INTRODUCTION
Mesdames, Messieurs,
La bourse de Shanghai a constitué la une des journaux du monde entier au mois d'août 2015 ; un journal français titrait : « Les Bourses mondiales clôturent en forte baisse après un « lundi noir » à Shanghai ». Au-delà des analyses conjoncturelles, cet événement a confirmé l'extrême imbrication de la Chine dans l'économie mondiale.
Avec une richesse nationale de près de 11 000 milliards de dollars représentant les deux tiers de celle des États-Unis, la Chine est déjà devenue la deuxième puissance économique du monde et tous les analystes s'accordent à dire qu'elle en deviendra la première dans peu d'années.
Quelle est exactement la situation en Chine aujourd'hui ? Quelles sont les conséquences pour la France des évolutions que ce pays connait ? Quelles sont les opportunités pour les entreprises françaises ?
Telles sont les questions que la commission des affaires étrangères, de la défense et des forces armées du Sénat a souhaité se poser, à côté de ses autres sujets principaux d'études qui étaient relatifs à la Russie, à l'Iran ou aux conséquences du changement climatique.
Pour y répondre, elle a constitué au début de l'année 2015 un groupe de travail présidé par M. Henri de Raincourt et Mme Hélène Conway-Mouret et composé de MM. André Trillard et Bernard Cazeau.
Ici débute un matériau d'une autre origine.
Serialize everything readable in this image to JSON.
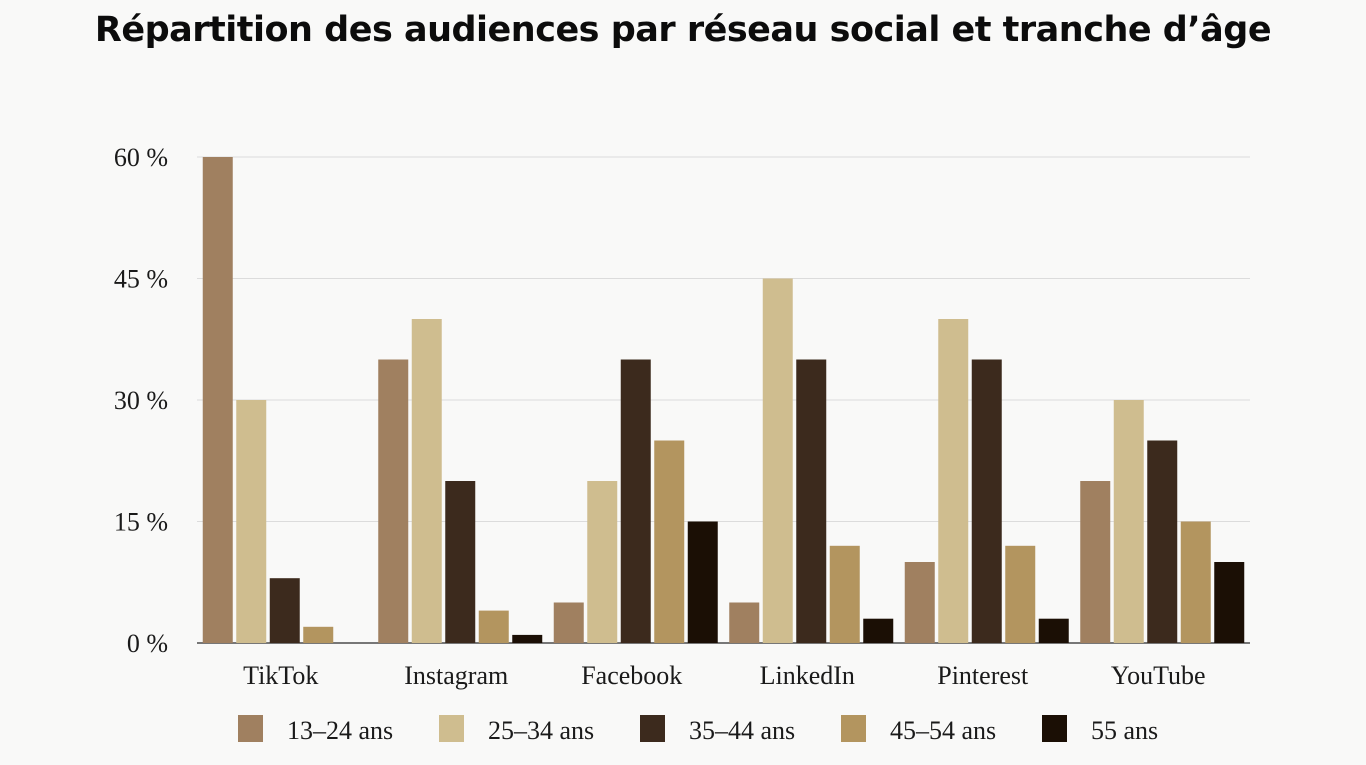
{
  "chart_data": {
    "type": "bar",
    "title": "Répartition des audiences par réseau social et tranche d’âge",
    "xlabel": "",
    "ylabel": "",
    "ylim": [
      0,
      60
    ],
    "yticks": [
      0,
      15,
      30,
      45,
      60
    ],
    "ytick_labels": [
      "0 %",
      "15 %",
      "30 %",
      "45 %",
      "60 %"
    ],
    "grid": true,
    "legend_position": "bottom",
    "categories": [
      "TikTok",
      "Instagram",
      "Facebook",
      "LinkedIn",
      "Pinterest",
      "YouTube"
    ],
    "series": [
      {
        "name": "13–24 ans",
        "color": "#a08060",
        "values": [
          60,
          35,
          5,
          5,
          10,
          20
        ]
      },
      {
        "name": "25–34 ans",
        "color": "#cfbd8f",
        "values": [
          30,
          40,
          20,
          45,
          40,
          30
        ]
      },
      {
        "name": "35–44 ans",
        "color": "#3c2a1d",
        "values": [
          8,
          20,
          35,
          35,
          35,
          25
        ]
      },
      {
        "name": "45–54 ans",
        "color": "#b3955f",
        "values": [
          2,
          4,
          25,
          12,
          12,
          15
        ]
      },
      {
        "name": "55 ans",
        "color": "#1b0f05",
        "values": [
          0,
          1,
          15,
          3,
          3,
          10
        ]
      }
    ]
  }
}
Ce groupe de travail a mené des auditions durant le printemps et a effectué un déplacement en Chine en septembre, auquel participait également M. Jean-Pierre Raffarin, président de la commission. Ce déplacement a permis, à Pékin, Guilin et Shanghai, de rencontrer de nombreux acteurs économiques chinois et français, dont le ministre des finances, le gouverneur de la banque centrale, les conseillers du commerce extérieur ou des entrepreneurs installés en Chine, parfois de longue date.
Ce rapport analyse les ressorts et les faiblesses de la spectaculaire émergence économique de la Chine et présente les conclusions - optimistes - des quatre sénateurs du groupe de travail sur les opportunités offertes aux entreprises françaises par la nouvelle croissance chinoise.
Il est suivi d'une conclusion du président de la commission.
I. UNE TRANSFORMATION HISTORIQUE
A. LA POLITIQUE INITIÉE PAR DENG XIAOPING
A la mort de Mao Zedong, la Chine était « un pays isolé, pauvre, rural » 1 ( * ) . Après une période de nouvelles instabilités, Deng Xiaoping, qui avait connu la Longue marche mais aussi subi les persécutions durant la Révolution culturelle, a introduit des réformes profondes qui ont rendu possible une extraordinaire transformation.
Le parti et ses dirigeants mettent en oeuvre une politique pragmatique, symbolisée par la phrase de Deng Xiaoping : « il n'est pas important de savoir si le chat est blanc ou noir, du moment qu'il attrape la souris ».
Les nouveaux dirigeants avaient été envoyés dans les campagnes durant la Révolution culturelle et ont d'abord mis en oeuvre des réformes agraires, notamment par la « décollectivisation ». Ils se sont également inspirés de la situation des voisins de la Chine au dynamisme économique déjà remarquable.
Les paysans, qui produisaient plus et s'enrichissaient, ont été autorisés à développer en parallèle d'autres activités. Ces réformes, qui misaient sur les décisions individuelles et, finalement, « les forces du marché », ont été étendues aux zones urbaines à partir de 1984.
Des zones économiques spéciales ont été établies, en s'appuyant sur des avantages fiscaux et une réglementation et une bureaucratie moins strictes. Des joint-ventures avec des sociétés étrangères ont été autorisées pour attirer des investissements et des technologies. Les efforts fournis dès la création de la République populaire en matière d'éducation permettaient aux entreprises de trouver des employés instruits. Le mouvement a été amorcé et s'est développé grâce aux investissements provenant de Chinois de l'étranger.
A la fin des années 90, les industries d'Etat commencent à être privatisées. Au cours de ces mêmes années, le quasi-servage qui liait les paysans à leur village a été supprimé et l'absence de permis autorisant de résider de façon permanente dans les zones urbaines devenait moins handicapante, tout en étant maintenue.
* 1 « Histoire de la Chine, des origines à nos jours », John K. Fairbank et Merle Goldman, Tallandier.